Posted Apr 12, 2012 20:22 UTC (Thu) by man_ls (guest, #15091) [Link] (5 responses)

My mistake, Gecko and WebKit return keys in insertion order, not alphabetical. And it is not javascript arrays but objects; as you probably know, Javascript Does Not Support Associative Arrays

By the way, PHP also returns keys in insertion order, this time with real associative arrays. It is a nice feature IMHO; it may have some overhead but the results are much more intuitive than with Python's dicts. In a certain sense these other languages are hiding the details of the implementation, so that e.g. primitive testing schemes do not rely on the particular hashing function used.

Fixing tests

Posted Apr 12, 2012 20:41 UTC (Thu) by spaetz (guest, #32870) [Link] (2 responses)

Why dont you use OrderedDicts from python's collections module, if that is what you want?

Fixing tests

Posted Apr 12, 2012 20:50 UTC (Thu) by man_ls (guest, #15091) [Link] (1 responses)

Why, OrderedDicts didn't exist when I began coding eLyXer (and Python in general). Even if they had, they are new in Python 3.1 and I am still using Python 2. And I wanted to maintain compatibility back to Python 2.4 (Debian oldstable at the time), now back to Python 2.5.

Also, I did not know that I might eventually need insertion order at the time. I am guessing that also pure inertia might have played a role, although if OrderedDicts keep the same interface (and it appears that they do) that would make the switch quite painless. So I have at least three good reasons and two good excuses :)

Fixing tests

Posted Apr 13, 2012 6:54 UTC (Fri) by cathectic (guest, #40543) [Link]
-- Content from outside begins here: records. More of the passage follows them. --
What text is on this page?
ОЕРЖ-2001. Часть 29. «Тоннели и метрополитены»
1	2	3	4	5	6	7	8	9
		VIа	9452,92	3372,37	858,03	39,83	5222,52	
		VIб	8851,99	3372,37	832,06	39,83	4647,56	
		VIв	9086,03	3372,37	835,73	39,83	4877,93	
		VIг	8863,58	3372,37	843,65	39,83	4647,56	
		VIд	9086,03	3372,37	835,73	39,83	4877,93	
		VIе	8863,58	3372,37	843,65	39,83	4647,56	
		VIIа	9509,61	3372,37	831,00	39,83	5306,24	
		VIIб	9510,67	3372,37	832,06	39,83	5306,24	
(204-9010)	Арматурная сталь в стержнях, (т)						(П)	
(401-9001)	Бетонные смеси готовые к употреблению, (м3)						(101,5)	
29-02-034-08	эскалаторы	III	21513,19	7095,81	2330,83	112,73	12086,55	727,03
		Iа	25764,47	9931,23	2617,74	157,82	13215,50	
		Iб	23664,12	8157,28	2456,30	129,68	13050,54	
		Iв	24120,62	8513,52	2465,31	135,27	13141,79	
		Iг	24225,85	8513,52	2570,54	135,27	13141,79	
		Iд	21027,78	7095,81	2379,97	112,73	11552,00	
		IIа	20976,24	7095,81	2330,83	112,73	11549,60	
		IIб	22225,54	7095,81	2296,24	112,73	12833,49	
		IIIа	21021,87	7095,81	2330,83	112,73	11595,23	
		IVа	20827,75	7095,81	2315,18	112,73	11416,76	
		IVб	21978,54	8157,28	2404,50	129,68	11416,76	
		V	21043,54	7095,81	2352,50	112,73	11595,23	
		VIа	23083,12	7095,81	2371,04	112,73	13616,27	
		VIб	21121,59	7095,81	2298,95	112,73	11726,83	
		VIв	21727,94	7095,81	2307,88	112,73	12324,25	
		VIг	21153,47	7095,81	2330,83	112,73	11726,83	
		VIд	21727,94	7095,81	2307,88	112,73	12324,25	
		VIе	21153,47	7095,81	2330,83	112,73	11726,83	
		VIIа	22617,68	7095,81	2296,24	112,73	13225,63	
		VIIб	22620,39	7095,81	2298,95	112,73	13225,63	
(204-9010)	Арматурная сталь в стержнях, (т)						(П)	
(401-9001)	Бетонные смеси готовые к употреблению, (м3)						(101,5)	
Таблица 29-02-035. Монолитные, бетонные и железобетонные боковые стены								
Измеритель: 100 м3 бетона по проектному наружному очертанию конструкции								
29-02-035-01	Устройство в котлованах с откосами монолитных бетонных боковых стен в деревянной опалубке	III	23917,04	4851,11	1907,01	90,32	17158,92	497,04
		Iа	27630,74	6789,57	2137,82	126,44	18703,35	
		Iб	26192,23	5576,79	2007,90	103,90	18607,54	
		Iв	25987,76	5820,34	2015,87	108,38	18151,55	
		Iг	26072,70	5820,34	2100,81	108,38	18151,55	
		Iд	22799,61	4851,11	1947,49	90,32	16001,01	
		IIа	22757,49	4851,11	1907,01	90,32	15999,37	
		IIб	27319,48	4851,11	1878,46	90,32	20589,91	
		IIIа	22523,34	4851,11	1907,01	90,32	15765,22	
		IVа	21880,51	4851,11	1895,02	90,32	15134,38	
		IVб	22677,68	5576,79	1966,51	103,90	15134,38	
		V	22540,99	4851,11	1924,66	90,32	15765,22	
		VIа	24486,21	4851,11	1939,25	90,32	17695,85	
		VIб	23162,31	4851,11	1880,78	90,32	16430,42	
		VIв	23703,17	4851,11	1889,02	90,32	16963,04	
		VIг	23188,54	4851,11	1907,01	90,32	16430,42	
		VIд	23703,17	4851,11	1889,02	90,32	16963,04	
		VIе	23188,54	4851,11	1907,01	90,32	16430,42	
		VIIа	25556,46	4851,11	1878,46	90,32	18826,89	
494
There is a backport of it for older Python releases all the way back to 2.4:

http://pypi.python.org/pypi/ordereddict

Fixing tests

Posted Apr 13, 2012 13:10 UTC (Fri) by dskoll (subscriber, #1630) [Link] (1 responses)

By the way, PHP also returns keys in insertion order, this time with real associative arrays. It is a nice feature IMHO

I don't like the fact that PHP treats arrays and hashes as the same thing. I would prefer a different syntax for a numerically-indexed array than for an associative array. I would also rather that hashes don't return keys in insertion order by default. PHP should provide a separate data type similar to Python's OrderedDict for those times you want insertion order respected and are willing to pay the overhead.

Fixing tests

Posted Apr 13, 2012 14:17 UTC (Fri) by cortana (subscriber, #24596) [Link]

Let's not get ahead of ourselves. I'd much prefer that PHP provide basic things like a working < operator before moving on to such advanced features!

Fixing tests

Posted Apr 24, 2012 23:43 UTC (Tue) by steffen780 (guest, #68142) [Link]

The performance hit doesn't have to suffered by everyone. Either sort the hashes after the output is completed by using e.g. the sort utility, or add a test flag that then causes the hashes to be sorted before output. The latter will probably cause a little slow down due to the extra variable, parsing an extra CLI parameter and the necessary if - but the hit will be entirely negligible I should think.